Retrieve both uniforms in the fragment shader:

uniform float uShadowRepetitions;
uniform vec3 uShadowColor;

Use them on the halftone call:

void main()
{
    // ...

    // Halftone
    color = halftone(
        color,                 // Input color
        uShadowRepetitions,    // Repetitions
        vec3(0.0, - 1.0, 0.0), // Direction
        - 0.8,                 // Low
        1.5,                   // High
        uShadowColor,          // Point color
        normal                 // Normal
    );

    // ...
}

Have fun.

Light halftone 01:16:52

Let’s make good use of our halftone function and create another one corresponding to a light coming from the top with associated uniforms.

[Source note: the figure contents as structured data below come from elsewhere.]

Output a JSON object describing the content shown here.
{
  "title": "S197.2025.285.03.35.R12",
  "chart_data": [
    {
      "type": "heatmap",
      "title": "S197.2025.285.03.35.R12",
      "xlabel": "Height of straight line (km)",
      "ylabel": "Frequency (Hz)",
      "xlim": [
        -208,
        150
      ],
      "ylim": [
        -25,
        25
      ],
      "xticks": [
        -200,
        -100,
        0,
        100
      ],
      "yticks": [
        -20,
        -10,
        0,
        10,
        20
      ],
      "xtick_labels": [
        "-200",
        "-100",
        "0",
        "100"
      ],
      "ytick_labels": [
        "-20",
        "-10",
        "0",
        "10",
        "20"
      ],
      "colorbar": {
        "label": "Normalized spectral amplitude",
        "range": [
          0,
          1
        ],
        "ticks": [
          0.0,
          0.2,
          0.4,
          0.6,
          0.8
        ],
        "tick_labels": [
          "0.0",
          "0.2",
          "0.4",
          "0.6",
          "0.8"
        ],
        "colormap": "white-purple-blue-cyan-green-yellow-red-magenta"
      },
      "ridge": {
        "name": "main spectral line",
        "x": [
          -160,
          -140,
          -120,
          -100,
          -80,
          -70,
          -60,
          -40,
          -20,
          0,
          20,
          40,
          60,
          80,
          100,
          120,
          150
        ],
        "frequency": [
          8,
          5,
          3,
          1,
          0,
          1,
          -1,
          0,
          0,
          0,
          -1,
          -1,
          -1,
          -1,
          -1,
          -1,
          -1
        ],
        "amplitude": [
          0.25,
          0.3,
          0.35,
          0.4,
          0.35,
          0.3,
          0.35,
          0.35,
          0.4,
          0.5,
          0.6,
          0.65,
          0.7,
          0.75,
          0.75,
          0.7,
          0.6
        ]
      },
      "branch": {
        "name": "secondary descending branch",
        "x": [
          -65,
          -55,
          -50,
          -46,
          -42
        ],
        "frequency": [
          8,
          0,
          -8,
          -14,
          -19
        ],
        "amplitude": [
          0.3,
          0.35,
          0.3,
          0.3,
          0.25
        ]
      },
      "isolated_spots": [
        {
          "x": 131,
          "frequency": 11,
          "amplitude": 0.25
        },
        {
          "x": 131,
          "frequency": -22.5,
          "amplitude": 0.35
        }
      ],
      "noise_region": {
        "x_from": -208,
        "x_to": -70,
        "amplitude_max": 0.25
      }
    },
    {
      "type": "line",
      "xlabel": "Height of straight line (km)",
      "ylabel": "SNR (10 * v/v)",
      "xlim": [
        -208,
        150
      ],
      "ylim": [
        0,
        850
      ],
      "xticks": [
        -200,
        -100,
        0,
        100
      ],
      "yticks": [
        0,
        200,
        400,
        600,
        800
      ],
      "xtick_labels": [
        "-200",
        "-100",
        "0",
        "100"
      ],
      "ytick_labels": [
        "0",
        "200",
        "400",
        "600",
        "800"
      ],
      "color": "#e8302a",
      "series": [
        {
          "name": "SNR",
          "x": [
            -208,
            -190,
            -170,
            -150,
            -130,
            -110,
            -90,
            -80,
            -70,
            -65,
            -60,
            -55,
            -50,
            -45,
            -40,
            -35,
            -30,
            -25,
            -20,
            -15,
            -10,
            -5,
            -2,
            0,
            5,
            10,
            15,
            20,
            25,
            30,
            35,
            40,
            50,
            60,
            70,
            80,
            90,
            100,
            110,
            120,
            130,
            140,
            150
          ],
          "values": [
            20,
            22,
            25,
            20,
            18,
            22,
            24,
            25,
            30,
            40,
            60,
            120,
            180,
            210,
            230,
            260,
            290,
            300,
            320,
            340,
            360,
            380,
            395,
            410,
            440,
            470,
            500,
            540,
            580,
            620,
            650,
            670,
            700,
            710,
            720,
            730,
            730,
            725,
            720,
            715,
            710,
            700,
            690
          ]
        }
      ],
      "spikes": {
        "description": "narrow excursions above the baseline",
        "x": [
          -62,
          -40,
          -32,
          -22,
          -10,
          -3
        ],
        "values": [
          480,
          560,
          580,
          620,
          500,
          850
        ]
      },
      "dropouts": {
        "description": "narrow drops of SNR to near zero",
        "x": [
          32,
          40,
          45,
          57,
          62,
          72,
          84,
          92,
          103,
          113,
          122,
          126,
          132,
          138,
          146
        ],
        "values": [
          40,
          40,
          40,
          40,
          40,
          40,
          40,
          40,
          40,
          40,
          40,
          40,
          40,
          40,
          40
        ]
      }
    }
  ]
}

You can try to do it yourself.

Add a lightColor property to materialParameters and set its value to '#e5ffe0':

const materialParameters = {}
materialParameters.color = '#ff794d'
materialParameters.shadowColor = '#8e19b8'
materialParameters.lightColor = '#e5ffe0'

Create the uLightRepetitions uniform to 130 and the uLightColor uniform to materialParameters.lightColor:

// ...
const material = new THREE.ShaderMaterial({
    // ...
    uniforms:
    {
        // ...
        uLightRepetitions: new THREE.Uniform(130),
        uLightColor: new THREE.Uniform(new THREE.Color(materialParameters.lightColor))
    }
})

Add corresponding tweaks:

gui
    .add(material.uniforms.uLightRepetitions, 'value')
    .min(1)
    .max(300)
    .step(1)

gui
    .addColor(materialParameters, 'lightColor')
    .onChange(() =>
    {
        material.uniforms.uLightColor.value.set(materialParameters.lightColor)
    })

Retrieve them in the fragment shader:

uniform float uLightRepetitions;
uniform vec3 uLightColor;

Call halftone again with the following parameters:

void main()
{
    // ...

    color = halftone(
        color,               // Input color
        uLightRepetitions,   // Repetitions
        vec3(1.0, 1.0, 0.0), // Direction
        0.5,                 // Low
        1.5,                 // High
        uLightColor,         // Point color
        normal               // Normal
    );

    // ...
}

And we are done!

Going further 01:16:52

As always, feel free to go further.

Here are suggestions:

Add more tweaks, like for the halftone direction, low, and end (don’t forget that the direction length must be 1).
Refactor the halftone function. It can be written in a much shorter way.
Add a gradient to the halftone instead of the uniform color.
Add an alpha parameter to the halftone in order to fade it in the color.
Try to draw different shapes than a disc.